The influence of its pixels is specifically limited to the basic “ON” or “OFF” control of light amplitude, which is accomplished by reflection from microscopic mirrors that are electronically tilted in one of two directions. This is due to the high-resolution and high-speed modulation offered by digital micromirror devices (DMDs).
Notwithstanding these drawbacks, combining the optical effect of individual SLM pixels through multi-pixel clusters known as "superpixels" allows for precise control of both amplitude and phase. Binary amplitude-based superpixel CFM offers practical benefits in speed, resolution, device calibration, and effective data storage when used with DMDs.
It enables the encoding of complicated optical fields by a single binary hologram. However, the functioning of DMD-based superpixel CFM results in the majority of incident light being lost because of the constraints of binary modulation, severely restricting the overall efficiency to less than 10%.
Fortunately, advances in SLM technology now provide the foundation for overcoming these restrictions. In contrast to DMD's “tip-tilt” micromirror actuation, the phase light modulator (PLM), which Texas Instruments are developing, actuates micromirrors via “piston-mode” displacements, with each reflective pixel able to influence light phase by selecting one of sixteen positional states.
Importantly, the PLM's structure is very similar to that of DMDs, allowing it to retain the benefits of high speed and pixel counts while also being immune to pixel crosstalk, polarization independency, and operating at high stability.
Unfortunately, current PLMs produce a non-uniform distribution of phase levels due to fabrication restrictions, limiting the information imparted by pixel control to less than 4 bits in practice. More crucially, this phase-distribution characteristic may imply that device-specific calibration and adjustment are required for sensitive CFM employing PLMs—a condition unlike the pixels of DMDs, which do not have intermediate states between “ON” and “OFF.”
The approach uses a unique superpixel design to enhance the PLM’s phase-only modulation capabilities. BiPE superpixels can exploit all incident light components because PLM micromirrors do not lose light through tilting, allowing the approach to achieve an optical efficiency that is intrinsically better than amplitude-based SLMs.
Furthermore, the operation of BiPE superpixels completely avoids problems with PLM nonlinearity by requiring only the use of binary phase states corresponding to the selective introduction of half-wavelength phase shifts, whereas the 4-bit operation of PLM micromirrors faces a non-uniform phase response.
The researchers demonstrate that the combinatorics of binary phase superpixel modulation enriches BiPE superpixels with a 10-fold increase in the number of accessible complex field states compared to binary amplitude-based superpixels, despite the surprising 1-bit operation of PLM pixels.

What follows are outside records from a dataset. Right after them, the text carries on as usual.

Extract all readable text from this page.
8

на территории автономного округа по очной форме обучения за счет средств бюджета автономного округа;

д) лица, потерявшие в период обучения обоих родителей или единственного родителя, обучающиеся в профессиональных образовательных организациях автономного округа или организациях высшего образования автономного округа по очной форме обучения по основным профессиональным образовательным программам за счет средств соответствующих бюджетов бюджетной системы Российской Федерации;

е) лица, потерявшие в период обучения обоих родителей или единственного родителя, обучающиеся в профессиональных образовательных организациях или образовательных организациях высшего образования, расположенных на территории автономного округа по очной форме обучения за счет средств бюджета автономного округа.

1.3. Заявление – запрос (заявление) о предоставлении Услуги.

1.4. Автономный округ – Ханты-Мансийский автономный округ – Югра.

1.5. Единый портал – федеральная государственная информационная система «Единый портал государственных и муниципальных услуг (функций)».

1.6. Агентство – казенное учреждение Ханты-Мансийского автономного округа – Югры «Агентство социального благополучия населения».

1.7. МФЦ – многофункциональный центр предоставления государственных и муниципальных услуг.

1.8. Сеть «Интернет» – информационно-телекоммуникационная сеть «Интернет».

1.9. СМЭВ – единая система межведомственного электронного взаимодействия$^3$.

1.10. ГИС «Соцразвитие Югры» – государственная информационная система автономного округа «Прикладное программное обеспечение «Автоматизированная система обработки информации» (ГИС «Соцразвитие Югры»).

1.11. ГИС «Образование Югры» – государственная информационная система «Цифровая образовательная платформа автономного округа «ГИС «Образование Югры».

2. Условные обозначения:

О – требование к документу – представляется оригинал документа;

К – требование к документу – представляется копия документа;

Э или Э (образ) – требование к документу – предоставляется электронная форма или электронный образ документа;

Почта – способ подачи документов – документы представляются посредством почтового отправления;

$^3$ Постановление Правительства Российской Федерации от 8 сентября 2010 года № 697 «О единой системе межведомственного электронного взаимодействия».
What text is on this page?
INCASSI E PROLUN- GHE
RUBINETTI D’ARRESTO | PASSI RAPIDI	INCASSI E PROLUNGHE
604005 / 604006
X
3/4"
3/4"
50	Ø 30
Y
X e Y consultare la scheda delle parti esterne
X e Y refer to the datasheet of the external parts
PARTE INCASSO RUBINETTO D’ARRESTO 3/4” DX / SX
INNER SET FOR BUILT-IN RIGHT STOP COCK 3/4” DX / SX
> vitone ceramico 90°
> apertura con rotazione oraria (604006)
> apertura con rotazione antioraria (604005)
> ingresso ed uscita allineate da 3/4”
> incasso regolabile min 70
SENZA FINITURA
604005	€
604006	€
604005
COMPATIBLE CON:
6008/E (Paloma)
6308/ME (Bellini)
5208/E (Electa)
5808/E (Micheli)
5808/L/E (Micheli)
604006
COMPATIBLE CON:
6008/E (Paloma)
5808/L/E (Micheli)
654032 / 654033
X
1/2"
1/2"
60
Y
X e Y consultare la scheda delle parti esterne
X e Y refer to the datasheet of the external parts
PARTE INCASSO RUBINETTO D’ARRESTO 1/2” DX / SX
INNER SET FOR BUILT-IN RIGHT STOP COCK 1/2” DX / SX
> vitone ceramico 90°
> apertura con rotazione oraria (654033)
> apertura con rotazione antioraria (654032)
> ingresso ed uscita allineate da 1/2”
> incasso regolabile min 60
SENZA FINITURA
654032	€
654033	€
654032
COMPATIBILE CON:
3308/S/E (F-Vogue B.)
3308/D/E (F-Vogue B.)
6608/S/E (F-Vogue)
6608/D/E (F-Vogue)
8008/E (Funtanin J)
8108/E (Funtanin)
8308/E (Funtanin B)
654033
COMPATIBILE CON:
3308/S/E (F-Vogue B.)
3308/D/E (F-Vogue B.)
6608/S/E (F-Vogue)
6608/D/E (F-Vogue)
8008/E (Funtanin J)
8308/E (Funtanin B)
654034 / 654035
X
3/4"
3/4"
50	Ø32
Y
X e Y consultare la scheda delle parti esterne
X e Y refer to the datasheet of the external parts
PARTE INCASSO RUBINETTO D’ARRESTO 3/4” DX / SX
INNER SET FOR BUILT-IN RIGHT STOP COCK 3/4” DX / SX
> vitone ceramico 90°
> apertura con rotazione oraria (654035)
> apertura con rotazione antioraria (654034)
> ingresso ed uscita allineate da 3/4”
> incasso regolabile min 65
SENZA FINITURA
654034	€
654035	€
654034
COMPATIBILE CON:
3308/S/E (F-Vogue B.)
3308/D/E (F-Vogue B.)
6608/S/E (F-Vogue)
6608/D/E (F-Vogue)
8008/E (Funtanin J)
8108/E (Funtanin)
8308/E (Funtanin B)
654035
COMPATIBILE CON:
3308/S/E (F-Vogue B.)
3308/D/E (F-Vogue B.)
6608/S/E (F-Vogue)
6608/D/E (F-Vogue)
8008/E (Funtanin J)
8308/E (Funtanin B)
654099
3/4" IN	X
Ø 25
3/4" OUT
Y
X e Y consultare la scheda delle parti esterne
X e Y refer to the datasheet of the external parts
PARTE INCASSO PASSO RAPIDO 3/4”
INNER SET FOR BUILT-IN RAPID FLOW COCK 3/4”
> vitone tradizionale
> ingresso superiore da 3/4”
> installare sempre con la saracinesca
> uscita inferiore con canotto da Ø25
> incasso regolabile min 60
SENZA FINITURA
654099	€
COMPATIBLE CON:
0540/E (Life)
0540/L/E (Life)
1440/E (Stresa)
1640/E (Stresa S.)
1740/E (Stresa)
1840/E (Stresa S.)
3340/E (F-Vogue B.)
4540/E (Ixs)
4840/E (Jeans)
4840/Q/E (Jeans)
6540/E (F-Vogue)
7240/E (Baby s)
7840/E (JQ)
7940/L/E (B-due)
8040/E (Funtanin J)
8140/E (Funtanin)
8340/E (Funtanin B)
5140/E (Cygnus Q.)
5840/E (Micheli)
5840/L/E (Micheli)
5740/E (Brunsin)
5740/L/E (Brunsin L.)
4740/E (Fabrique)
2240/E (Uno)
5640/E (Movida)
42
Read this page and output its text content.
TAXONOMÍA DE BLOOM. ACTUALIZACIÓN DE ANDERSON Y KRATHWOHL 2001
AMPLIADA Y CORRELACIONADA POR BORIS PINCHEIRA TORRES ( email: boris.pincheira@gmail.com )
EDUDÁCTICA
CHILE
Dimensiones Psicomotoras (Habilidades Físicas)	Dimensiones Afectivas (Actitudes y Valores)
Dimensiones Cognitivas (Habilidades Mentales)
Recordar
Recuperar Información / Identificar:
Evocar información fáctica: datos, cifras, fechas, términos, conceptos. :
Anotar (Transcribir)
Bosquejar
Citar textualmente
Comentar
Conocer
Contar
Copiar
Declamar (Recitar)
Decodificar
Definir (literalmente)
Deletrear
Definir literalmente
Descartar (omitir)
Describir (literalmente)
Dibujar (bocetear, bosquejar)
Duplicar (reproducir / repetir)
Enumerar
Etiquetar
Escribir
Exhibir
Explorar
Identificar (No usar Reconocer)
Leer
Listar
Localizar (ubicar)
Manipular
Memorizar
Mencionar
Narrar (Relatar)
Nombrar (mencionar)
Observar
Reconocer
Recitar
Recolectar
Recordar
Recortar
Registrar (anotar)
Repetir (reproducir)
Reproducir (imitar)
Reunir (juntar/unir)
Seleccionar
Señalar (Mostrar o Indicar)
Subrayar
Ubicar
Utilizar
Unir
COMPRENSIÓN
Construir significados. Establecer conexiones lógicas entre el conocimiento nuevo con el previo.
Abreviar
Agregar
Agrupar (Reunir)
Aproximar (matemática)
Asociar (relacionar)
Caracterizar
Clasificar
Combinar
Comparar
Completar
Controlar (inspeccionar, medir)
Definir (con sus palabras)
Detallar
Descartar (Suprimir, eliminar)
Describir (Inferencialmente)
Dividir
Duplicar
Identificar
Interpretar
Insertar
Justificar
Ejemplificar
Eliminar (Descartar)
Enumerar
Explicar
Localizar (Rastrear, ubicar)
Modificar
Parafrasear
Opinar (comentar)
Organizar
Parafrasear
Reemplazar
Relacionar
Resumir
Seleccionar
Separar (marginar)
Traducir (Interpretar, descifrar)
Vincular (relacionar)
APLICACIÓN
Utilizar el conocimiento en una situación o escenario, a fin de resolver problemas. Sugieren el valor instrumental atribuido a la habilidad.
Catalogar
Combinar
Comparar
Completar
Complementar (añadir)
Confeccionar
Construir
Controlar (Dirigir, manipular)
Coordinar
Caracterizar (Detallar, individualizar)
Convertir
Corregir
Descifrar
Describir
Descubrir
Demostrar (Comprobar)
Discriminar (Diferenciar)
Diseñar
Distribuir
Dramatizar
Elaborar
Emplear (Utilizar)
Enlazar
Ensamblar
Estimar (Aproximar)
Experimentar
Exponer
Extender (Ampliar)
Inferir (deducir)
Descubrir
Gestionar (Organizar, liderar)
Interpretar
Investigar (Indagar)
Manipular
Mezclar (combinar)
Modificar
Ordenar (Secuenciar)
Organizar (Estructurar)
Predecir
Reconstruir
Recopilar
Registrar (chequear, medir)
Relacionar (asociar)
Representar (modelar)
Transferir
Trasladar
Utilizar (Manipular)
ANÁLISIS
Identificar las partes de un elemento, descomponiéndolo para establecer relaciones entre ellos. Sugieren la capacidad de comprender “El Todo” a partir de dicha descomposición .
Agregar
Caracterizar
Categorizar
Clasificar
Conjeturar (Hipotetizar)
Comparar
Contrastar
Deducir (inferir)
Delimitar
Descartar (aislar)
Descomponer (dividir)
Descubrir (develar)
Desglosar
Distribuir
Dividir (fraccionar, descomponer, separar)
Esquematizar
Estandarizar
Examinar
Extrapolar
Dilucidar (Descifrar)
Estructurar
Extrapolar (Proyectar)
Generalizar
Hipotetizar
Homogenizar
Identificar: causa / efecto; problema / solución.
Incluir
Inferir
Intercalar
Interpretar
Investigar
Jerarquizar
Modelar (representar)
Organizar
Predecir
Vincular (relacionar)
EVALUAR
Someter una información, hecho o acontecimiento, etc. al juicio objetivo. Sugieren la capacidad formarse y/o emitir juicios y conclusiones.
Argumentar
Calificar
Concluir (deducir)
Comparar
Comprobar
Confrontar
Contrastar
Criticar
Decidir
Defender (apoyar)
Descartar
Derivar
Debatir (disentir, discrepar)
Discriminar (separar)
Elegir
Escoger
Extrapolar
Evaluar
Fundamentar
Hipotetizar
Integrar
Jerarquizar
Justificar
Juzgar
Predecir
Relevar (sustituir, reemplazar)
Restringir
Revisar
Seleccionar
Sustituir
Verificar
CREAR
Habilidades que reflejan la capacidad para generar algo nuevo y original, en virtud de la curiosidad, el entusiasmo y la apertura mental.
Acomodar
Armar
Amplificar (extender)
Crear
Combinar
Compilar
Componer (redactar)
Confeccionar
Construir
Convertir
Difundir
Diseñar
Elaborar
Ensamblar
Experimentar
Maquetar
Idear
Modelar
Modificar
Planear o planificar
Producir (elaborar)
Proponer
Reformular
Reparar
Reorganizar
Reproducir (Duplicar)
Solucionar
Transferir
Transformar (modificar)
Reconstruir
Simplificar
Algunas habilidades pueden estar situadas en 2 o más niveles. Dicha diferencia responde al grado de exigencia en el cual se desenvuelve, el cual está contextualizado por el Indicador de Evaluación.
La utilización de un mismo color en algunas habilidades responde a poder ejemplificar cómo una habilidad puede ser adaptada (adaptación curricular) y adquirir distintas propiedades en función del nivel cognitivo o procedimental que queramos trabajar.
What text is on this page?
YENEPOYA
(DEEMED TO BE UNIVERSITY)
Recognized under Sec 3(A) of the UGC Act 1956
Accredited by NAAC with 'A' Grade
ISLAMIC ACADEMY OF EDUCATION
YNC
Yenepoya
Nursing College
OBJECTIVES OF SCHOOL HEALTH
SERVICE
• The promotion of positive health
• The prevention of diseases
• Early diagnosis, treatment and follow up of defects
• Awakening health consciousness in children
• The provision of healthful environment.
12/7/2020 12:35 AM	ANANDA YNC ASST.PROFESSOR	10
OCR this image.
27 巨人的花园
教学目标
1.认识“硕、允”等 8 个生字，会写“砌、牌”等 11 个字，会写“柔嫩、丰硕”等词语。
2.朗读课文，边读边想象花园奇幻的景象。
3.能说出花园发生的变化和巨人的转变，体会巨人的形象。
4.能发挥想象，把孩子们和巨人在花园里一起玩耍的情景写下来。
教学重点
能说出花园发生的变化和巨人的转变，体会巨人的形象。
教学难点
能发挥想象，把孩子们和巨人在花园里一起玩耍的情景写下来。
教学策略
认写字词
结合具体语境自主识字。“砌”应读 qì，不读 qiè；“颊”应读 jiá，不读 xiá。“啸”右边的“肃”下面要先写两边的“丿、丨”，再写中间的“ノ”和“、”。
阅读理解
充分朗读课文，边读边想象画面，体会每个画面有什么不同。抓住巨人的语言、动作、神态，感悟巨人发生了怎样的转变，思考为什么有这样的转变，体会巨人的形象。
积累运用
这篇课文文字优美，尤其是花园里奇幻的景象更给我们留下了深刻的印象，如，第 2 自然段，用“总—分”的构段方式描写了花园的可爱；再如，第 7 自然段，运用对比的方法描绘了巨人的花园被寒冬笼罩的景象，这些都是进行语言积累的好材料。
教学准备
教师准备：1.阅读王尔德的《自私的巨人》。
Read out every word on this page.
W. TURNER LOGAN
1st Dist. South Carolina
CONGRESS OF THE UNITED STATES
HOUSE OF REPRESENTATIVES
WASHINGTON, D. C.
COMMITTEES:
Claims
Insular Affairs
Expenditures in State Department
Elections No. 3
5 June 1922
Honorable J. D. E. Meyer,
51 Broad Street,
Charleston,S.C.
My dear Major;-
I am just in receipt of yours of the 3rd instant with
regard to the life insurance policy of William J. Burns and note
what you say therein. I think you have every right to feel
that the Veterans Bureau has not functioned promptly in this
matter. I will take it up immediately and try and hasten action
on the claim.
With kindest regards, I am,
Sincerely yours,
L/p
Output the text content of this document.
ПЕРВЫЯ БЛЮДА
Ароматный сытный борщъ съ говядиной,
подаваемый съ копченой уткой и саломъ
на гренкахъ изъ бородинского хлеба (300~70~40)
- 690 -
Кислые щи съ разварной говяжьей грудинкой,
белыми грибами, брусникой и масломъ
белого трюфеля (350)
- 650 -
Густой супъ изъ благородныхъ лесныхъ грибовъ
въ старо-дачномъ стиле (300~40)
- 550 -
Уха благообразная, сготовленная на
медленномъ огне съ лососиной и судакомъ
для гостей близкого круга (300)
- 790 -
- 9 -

BiPE superpixels have demonstrated high-accuracy spatial amplitude and phase modulation at up to 1.44 kHz when used with existing PLM prototypes. Additionally, they have shown off BiPE-superpixel-based CFM for several uses, including augmented reality (AR) display, improved image projection, and structured beam shaping.
In the future, the researcher plans to use multi-core computing gear, such as graphics processing units, to develop pattern-generating algorithms that could expedite the computation of BiPE superpixel holograms. This capability, according to researchers, will strengthen the BiPE-superpixel method for CFM applications that require adaptable displays and/or little processing overhead.
Journal Reference:
Kilcullen, P., et al. (2025) High-speed complex field modulation using binary phase-engraved superpixels. Light: Advanced Manufacturing. doi.org/10.37188/lam.2025.017.